Challenges of Improvement Methodologies
The actual technical selection of a process improvement methodology is brainwork and not too difficult of a task, says Hewson. The challenge areas, in his experience, are related to people and motivation. The key question to consider is: Do you really want to get better?
According to Hewson, it’s often a management issue. Do they have enough challenges in the organization that they are prepared to do what is necessary in order to improve? Management also must have a method for encouraging and enforcing the appropriate behaviors and practices. Otherwise, the organization will put an approach in place, but it will remain business as usual in the trenches.

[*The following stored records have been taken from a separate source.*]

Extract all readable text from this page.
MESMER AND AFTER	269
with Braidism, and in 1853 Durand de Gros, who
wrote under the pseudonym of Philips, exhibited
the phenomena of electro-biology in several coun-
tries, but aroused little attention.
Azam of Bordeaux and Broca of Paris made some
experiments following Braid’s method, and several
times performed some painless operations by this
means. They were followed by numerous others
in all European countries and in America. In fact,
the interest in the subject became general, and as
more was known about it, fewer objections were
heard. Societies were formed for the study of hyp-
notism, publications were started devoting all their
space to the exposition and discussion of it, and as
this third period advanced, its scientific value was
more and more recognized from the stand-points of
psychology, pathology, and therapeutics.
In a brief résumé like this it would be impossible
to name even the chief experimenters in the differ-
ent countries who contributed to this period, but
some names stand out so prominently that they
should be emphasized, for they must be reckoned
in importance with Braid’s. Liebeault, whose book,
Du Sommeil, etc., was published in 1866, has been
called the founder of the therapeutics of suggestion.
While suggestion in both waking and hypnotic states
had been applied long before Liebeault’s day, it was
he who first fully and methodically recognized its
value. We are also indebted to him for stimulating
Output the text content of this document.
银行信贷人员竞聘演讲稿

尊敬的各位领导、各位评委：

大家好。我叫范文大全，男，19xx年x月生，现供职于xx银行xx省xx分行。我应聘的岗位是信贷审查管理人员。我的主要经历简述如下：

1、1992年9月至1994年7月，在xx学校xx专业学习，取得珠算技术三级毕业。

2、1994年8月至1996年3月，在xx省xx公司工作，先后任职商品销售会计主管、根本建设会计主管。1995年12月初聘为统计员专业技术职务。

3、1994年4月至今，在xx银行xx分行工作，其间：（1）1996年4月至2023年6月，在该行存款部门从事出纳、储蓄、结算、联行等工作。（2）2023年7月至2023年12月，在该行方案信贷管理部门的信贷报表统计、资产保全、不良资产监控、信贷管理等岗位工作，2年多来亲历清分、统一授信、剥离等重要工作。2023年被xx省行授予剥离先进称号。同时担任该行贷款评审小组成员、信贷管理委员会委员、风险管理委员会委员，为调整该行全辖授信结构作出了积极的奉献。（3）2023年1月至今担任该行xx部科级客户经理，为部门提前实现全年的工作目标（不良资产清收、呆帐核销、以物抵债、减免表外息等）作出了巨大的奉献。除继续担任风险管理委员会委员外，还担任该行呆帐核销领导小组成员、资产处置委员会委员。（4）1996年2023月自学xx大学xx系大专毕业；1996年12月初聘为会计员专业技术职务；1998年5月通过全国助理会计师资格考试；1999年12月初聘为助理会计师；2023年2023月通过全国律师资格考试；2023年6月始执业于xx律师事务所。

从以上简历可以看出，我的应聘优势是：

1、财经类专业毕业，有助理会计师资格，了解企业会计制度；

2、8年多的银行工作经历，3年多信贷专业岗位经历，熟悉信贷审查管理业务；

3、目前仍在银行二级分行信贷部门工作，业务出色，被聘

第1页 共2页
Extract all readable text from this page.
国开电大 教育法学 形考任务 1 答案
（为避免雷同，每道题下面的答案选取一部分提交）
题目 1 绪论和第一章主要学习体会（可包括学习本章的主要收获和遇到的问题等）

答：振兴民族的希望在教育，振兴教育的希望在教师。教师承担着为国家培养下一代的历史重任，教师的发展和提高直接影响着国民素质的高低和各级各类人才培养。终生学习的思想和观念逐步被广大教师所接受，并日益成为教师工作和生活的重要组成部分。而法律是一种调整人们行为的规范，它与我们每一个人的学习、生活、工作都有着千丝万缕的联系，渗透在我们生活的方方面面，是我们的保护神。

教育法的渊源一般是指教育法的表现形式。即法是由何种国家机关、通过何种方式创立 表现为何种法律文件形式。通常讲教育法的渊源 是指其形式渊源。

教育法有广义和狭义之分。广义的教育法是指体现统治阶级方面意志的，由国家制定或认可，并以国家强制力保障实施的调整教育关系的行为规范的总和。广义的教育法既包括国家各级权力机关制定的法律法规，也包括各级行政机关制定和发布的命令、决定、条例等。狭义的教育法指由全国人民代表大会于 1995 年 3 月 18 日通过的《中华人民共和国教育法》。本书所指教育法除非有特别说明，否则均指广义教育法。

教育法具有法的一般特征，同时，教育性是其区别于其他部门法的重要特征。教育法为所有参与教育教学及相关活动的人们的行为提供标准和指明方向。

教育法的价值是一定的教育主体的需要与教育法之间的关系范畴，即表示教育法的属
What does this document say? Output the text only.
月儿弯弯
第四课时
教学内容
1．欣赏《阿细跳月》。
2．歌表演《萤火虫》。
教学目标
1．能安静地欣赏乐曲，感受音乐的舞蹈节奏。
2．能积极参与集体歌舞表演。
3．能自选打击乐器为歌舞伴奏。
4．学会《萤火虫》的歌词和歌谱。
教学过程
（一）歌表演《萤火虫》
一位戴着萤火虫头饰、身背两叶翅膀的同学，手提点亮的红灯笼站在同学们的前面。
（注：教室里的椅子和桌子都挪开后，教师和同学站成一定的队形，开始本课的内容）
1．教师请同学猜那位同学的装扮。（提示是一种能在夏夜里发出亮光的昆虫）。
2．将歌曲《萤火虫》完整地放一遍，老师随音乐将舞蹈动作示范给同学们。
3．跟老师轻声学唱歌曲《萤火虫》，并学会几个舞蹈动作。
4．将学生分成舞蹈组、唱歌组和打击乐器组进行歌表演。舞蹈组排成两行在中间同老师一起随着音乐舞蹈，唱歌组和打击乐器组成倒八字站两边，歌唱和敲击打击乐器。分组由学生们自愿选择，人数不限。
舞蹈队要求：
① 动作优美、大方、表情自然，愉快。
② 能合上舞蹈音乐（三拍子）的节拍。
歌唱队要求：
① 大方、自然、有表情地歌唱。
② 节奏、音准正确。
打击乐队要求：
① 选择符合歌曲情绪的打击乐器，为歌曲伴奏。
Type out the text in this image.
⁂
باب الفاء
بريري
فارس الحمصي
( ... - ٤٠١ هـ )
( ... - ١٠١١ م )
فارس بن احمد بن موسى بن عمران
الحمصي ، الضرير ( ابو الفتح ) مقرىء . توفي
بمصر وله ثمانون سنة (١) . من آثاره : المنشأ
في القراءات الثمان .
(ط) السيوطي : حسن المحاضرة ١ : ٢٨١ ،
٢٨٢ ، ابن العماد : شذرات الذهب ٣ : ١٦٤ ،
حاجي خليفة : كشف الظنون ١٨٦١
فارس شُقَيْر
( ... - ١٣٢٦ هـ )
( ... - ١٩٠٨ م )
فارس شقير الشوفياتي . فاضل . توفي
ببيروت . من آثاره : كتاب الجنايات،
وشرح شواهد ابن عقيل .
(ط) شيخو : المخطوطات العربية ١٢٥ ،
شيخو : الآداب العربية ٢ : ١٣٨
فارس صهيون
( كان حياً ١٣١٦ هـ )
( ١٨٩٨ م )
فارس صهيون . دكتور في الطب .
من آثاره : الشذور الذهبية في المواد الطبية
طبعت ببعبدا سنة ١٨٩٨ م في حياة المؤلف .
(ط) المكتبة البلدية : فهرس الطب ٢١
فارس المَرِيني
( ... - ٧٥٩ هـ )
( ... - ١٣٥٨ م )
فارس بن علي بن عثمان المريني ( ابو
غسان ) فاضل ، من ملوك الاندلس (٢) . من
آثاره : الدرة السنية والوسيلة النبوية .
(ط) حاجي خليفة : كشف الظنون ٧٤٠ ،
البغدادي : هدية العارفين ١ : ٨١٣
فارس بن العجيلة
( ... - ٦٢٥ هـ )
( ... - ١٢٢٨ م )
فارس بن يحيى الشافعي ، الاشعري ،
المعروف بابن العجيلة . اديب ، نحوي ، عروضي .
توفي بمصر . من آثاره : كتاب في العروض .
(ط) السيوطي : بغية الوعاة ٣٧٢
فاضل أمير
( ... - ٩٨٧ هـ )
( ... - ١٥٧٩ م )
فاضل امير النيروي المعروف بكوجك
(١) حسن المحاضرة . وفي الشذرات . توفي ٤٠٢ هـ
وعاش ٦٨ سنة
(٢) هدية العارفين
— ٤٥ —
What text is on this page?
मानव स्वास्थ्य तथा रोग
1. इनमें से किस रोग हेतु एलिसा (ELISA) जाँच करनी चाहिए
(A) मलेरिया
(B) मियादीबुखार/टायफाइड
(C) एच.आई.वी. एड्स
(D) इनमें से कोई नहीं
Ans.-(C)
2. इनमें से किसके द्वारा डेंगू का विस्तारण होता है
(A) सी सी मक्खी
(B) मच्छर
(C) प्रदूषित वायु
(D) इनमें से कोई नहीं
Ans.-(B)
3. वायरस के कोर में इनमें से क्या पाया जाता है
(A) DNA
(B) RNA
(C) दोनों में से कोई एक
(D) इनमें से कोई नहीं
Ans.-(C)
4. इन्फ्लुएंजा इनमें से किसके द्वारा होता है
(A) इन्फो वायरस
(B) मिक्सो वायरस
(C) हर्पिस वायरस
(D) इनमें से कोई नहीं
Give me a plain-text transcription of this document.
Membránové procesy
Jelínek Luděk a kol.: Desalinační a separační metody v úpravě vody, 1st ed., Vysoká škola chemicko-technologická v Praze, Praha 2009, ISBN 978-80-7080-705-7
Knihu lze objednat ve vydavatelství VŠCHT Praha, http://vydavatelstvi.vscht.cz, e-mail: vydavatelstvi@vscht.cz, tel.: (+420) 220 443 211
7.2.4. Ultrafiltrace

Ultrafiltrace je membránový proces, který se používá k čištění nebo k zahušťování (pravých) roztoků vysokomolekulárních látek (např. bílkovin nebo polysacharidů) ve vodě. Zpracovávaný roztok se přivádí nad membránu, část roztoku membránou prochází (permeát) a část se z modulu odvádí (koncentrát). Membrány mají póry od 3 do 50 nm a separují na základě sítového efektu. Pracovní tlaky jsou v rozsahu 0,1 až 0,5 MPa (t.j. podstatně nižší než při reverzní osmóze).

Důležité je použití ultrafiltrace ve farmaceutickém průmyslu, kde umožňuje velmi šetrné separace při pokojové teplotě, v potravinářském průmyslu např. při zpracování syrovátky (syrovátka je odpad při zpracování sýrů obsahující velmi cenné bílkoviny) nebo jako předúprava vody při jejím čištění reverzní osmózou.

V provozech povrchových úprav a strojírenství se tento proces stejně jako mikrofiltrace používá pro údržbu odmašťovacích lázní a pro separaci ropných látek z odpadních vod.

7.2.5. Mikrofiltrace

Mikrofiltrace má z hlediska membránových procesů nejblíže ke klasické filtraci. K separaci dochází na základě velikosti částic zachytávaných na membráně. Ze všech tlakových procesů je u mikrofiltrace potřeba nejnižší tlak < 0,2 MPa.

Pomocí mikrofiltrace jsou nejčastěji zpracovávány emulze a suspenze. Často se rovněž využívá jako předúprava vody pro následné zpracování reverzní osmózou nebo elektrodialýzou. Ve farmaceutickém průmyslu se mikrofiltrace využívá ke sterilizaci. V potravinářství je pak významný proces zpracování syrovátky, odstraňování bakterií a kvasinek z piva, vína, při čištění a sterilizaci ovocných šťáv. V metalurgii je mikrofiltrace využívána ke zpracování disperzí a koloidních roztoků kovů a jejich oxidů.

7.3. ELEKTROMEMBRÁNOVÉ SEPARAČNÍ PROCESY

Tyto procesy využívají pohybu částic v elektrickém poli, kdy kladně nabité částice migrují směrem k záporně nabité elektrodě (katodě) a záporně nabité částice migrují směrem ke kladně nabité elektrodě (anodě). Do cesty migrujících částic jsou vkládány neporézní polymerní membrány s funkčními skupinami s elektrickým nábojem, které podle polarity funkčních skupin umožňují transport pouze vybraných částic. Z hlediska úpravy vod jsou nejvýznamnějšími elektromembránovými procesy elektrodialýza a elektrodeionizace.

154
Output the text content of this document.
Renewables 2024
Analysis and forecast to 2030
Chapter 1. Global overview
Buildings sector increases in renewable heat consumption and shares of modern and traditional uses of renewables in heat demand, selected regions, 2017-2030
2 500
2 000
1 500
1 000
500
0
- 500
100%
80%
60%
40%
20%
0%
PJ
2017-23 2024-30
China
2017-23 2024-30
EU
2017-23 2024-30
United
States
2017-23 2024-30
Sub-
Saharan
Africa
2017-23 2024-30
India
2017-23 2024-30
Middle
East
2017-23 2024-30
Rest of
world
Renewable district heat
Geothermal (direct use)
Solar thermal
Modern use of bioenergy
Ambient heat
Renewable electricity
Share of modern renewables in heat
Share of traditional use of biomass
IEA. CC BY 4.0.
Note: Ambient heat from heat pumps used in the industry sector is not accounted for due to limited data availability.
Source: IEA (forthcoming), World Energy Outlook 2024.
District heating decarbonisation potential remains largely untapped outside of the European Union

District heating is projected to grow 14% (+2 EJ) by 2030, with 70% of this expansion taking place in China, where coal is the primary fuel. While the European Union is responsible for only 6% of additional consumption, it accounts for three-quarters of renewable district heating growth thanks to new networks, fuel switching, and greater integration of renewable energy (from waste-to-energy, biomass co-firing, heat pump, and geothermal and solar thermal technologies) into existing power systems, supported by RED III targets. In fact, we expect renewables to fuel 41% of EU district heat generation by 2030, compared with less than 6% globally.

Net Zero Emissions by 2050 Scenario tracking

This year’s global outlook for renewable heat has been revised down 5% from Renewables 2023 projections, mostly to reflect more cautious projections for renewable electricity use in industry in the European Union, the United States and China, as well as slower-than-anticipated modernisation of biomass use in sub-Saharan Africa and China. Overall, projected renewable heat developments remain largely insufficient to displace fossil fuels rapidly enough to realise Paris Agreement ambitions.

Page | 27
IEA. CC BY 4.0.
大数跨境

There are other people-related issues to consider as well. In order to select and implement a methodology successfully, organizations must have the people to embrace it. If an organization has firm commitment from management and the employee teams, it can define processes, select practices for use, train, and implement solutions, bringing in coaches if needed to help with the implementation; however, without people who are committed to following it, it will not be successful. “Unfortunately, you’ll just spend a lot of money and do a lot of work,” Hewson concludes. Regardless of which methodology an organization ultimately chooses to implement, the key is to recognize how embracing standards in software development can be key to improving communication between customer and contractor, reducing software costs throughout the entire life cycle, and improving overall software quality.